Question

The incorrect match in the following is:
(A)- \[\Delta G{}^\circ <0;K<1\]
(B)- $\Delta G{}^\circ <0;K=1$
(C)- $\Delta G{}^\circ >0;K<1$
(D)- $\Delta G{}^\circ <0;K>1$

Answer 1

Hint:. A quantity which is used to measure the maximum amount of work done in a thermodynamic system keeping the temperature and pressure constant, is known as Gibbs free energy and is represented by the symbol ‘G’.

Complete step by step answer:
-Gibbs free energy is equal to the enthalpy of the system subtracted from the product of the temperature and entropy, that is-
G = H – TS
Where G = Gibbs free energy
H = Enthalpy
T = Temperature
S = Entropy

-Gibbs free energy does not depend on the path, hence it is a state function. Therefore, the formula of Gibbs free energy can now be written as-
$\Delta G=\Delta H-\Delta (TS)$
If the temperature is kept constant during the chemical reaction,
$\Delta G=\Delta H-T\Delta S$

The above equation is known as the Gibbs Helmholtz equation.
When $\Delta G>0$ then the reaction is nonspontaneous and endergonic.
When $\Delta G<0$ then the reaction is spontaneous and exergonic.
When $\Delta G=0$ then the reaction is at equilibrium.

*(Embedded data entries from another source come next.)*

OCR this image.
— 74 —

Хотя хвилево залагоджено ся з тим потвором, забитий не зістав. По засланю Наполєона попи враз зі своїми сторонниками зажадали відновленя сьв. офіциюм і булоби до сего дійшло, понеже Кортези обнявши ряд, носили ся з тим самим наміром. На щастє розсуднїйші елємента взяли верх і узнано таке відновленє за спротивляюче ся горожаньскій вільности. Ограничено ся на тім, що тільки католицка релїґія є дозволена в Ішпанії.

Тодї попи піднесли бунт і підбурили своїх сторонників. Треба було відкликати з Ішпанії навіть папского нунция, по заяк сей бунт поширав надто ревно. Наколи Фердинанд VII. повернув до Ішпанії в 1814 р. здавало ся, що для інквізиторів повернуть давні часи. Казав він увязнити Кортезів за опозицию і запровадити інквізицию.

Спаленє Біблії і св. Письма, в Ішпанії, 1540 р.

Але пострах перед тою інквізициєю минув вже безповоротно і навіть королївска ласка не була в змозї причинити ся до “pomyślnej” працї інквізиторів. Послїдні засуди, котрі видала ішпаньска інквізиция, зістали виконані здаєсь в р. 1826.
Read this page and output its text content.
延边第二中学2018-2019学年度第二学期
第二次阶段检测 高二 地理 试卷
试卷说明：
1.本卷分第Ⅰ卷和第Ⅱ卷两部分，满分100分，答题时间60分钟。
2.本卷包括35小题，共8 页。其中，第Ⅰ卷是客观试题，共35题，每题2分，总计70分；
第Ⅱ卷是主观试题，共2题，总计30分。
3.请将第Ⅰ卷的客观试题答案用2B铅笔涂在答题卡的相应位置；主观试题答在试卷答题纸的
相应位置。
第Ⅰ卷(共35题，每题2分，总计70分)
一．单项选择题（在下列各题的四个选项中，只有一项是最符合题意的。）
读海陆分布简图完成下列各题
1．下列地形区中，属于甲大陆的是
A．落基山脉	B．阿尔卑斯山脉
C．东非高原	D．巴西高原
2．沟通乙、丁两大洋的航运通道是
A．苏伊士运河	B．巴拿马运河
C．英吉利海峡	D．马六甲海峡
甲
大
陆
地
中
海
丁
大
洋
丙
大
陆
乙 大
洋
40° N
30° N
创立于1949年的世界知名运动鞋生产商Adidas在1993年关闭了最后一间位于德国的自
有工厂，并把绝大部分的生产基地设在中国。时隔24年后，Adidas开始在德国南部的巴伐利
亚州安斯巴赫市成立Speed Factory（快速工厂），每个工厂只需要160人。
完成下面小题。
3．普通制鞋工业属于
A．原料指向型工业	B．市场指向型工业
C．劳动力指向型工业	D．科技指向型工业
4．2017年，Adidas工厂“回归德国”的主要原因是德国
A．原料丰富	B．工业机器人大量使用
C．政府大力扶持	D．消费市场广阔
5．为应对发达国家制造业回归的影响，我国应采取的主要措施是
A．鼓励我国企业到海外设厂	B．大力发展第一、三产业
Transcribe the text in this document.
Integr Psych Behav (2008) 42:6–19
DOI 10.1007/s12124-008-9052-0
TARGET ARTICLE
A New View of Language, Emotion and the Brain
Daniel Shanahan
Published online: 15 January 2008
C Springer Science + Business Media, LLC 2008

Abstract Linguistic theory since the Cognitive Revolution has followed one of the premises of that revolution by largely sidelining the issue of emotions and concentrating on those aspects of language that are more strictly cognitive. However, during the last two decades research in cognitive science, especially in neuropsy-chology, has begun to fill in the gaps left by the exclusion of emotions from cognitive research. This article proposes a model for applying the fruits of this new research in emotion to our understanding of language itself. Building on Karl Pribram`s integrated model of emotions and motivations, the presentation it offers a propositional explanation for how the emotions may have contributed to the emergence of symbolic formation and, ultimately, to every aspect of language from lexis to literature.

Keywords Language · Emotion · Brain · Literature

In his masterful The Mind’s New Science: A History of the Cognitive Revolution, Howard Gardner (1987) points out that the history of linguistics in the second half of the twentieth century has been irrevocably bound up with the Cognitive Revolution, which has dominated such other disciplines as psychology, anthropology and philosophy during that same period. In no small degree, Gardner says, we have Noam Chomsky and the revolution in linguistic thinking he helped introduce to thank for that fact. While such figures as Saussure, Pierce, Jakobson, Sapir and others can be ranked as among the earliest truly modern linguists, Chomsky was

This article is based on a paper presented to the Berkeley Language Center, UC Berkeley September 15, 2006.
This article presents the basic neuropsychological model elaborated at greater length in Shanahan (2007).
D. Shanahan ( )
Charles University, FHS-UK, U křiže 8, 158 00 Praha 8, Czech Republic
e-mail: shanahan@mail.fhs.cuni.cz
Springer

-The free energy change of the reaction in any state $(\Delta G)$ is related to the standard free energy change of the reaction $(G{}^\circ )$ according to the equation-
$\Delta G=\Delta G{}^\circ +RT\ln Q$
Where Q = reaction quotient
When $\Delta G = 0$ and here q becomes equal to the equilibrium constant. Hence the equation now becomes,
$\Delta G{}^\circ = -RT\ln K(eq)$
$\Delta G{}^\circ = -2.303\text{ RT log K(eq)}$
Where $R=8.314\text{ J mo}{{\text{l}}^{-1}}\text{ }{{\text{K}}^{-1}}$
T = temperature on the Kelvin scale

-The above equation at equilibrium can be written as-
\[\begin{align}
  & \Delta G{}^\circ =-RT\text{ ln K} \\
 & \Delta G{}^\circ =0;K=1 \\
 & \Delta G{}^\circ >0;K>1 \\
 & \Delta G{}^\circ <0;K<1 \\
\end{align}\]

So, the correct answer is “Option A”.

Note: $\Delta G$ determining the direction and extent of chemical change during a chemical reaction. It is meaningful only for the reactions in which the temperature and pressure remain constant. $\Delta G$ serves as the single master variable that determines whether a given chemical change is thermodynamically possible or not. If free energy of the reactants is greater than that of the products, the entropy of the chemical reaction will increase and so the reaction will tend to take spontaneously. When $\Delta G$ is negative, the process will take place spontaneously and is referred to as exergonic.